Do I need to be mad to be a great writer?
And when I say mad, I mean crazy. Like, depressed. Being mentally ill is a serious issue, and I'm not trying to downplay it or something, but the most influential people on poetry and literature were half insane. They had complicated lives and history, that made it possible for them to write sophisticated messages and stories that had layers. Stories that meant something.
I'm afraid I'm too well-off, too simple and too happy to write things that are meaningful.
Life has been too easy for me so far, hasn't it. If I don't grow through hardships and stuff, how would I be able to find the words to represent the people who have actually went through troubles I cannot imagine? It would seem fake, non authentic, and I would be a ridiculous writer who pretends to understand something she has no idea what its about.
But this doesn't mean I want hardships. I don't want them. I want a happy life. Still, I'm conflicted because it makes me wonder if I'll ever be a deep writer.

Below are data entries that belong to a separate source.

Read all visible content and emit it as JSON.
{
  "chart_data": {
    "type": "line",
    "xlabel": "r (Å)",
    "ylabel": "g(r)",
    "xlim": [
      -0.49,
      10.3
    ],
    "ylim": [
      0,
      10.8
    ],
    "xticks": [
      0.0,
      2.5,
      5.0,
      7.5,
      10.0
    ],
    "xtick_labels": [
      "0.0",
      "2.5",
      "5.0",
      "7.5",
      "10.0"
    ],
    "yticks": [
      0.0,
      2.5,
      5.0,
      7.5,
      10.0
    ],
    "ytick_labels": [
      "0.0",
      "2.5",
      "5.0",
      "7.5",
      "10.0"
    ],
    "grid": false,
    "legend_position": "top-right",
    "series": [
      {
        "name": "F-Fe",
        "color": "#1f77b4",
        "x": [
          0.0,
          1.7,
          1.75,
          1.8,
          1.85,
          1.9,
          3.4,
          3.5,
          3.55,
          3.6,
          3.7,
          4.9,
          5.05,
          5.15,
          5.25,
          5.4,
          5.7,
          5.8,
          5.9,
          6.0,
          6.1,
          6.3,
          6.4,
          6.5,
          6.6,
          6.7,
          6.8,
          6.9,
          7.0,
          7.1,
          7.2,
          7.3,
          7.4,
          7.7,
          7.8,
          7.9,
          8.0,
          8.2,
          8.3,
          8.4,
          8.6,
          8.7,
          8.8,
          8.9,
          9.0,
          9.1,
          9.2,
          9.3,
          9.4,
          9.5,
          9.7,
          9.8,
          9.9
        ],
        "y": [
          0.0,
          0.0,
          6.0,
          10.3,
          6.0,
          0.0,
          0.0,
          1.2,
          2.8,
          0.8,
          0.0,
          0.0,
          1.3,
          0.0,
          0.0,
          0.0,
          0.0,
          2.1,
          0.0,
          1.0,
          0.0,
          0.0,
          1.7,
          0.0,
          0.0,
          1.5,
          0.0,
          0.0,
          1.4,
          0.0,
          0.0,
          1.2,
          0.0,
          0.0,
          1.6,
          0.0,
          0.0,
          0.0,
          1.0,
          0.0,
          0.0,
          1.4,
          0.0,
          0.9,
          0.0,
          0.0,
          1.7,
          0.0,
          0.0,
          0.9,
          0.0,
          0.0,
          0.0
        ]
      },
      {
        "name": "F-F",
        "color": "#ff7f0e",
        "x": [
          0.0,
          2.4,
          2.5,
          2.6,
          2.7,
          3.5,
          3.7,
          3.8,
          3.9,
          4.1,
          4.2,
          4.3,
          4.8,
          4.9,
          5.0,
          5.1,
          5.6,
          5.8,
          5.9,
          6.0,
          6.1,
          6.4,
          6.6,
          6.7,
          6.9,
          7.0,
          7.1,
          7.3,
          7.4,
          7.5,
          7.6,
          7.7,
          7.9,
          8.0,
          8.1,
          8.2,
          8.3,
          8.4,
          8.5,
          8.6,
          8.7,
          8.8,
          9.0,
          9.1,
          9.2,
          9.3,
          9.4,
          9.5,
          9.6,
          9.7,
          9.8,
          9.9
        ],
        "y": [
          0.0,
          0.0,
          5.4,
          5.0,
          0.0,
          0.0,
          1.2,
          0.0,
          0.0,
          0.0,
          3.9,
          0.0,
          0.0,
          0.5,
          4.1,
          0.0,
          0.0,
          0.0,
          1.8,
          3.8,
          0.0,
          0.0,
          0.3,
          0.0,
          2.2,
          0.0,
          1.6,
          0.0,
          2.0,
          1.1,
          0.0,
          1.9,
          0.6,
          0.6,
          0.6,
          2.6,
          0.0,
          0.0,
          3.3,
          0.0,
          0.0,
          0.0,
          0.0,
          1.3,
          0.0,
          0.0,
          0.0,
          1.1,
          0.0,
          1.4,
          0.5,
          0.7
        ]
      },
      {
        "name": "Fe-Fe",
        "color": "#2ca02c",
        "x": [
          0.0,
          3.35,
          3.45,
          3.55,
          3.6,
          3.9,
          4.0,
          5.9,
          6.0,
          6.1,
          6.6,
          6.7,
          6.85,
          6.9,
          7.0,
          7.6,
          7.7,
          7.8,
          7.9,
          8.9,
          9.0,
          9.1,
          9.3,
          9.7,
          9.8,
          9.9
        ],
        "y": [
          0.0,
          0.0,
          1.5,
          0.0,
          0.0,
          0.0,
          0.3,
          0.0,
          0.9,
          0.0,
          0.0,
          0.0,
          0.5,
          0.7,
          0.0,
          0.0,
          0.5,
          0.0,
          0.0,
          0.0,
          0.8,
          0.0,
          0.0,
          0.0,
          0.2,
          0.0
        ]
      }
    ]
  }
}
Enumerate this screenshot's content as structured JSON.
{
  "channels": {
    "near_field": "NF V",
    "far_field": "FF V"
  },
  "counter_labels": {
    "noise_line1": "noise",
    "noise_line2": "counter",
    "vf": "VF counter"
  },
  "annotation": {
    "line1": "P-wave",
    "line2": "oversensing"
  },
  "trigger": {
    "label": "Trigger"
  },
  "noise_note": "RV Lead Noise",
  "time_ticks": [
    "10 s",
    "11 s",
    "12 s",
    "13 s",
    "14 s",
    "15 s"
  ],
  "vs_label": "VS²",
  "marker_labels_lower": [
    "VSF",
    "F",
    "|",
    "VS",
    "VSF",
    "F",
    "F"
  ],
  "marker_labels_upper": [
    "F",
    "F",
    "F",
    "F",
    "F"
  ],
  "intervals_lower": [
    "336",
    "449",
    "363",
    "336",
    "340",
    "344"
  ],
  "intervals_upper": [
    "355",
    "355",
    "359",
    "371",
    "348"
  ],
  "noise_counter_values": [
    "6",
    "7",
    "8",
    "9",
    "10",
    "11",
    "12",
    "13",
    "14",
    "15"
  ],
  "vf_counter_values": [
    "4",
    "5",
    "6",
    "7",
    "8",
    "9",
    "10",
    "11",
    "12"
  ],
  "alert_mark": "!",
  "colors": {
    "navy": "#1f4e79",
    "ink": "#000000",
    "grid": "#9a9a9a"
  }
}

And experiences. Some say the world promotes experiences as a must-have, because traveling and stuff means spending money, and spending money means some otger people are going to be happier. But do I need to have experiences traveling and sightseeing to grow my mind? What is a way to grow my mind? Read books? Is there a list of books a person must read?
There probably is. I'm just too bored to read all of them.
I wish I was more efficient. I wish this one post hadn't taken more than a week to be written. I keep pulling up my Netflix, binge-ing Brooklyn nine nine. I wish I wasn't distracted so easily, like my eyes keep rolling around and I remember some inane task I hadn't finished and right that school homework I should really be working on.
What makes a good writer?
I think writers should get their point, their emotions, their thoughts across to the readers. I think the book or story should be their connection, from halfway across the world or some period of time. Maybe I'll grow old and read back on this with surprising fondness. Maybe I'll grow old and forget all about this.
I am a teenager in a changing world, and I know I need to be up for anything. That's why I watched all that videos on media literacy and literature and psychology. That's why I am keeping an online diary, like a nerd. Or at least a dork.
But still, my thoughts are shambled and all raveled, and I wish I could see whether any of these thoughts and emotions I'm feeling has any meaning. If they will be important in the future, or is just important.
Writing gives me some satisfaction in that all these thoughts that I have-believe me what I write is like the millionth of the random thoughts I have- are going to be saved. They are going to be left to the future me, or any people who stumble across them.
And I hope that it will give me-or you a laugh. Or at least something to think about.
I am not mad. I am sane, insane in some areas like fangirling or shit, but mostly sane. My mind is balanced, in that way everything should be balanced. Light and dark, happy and sad, exciting and boring.
I am different from others in that way everyone are, and I am normal, in that way everyone are. I write and think and read and do, in that way everyone does. But I think I do some more, and I do some less, and I think that is okay because I will never be everyone else. I will be me, the center of my perspective, and that will be enough.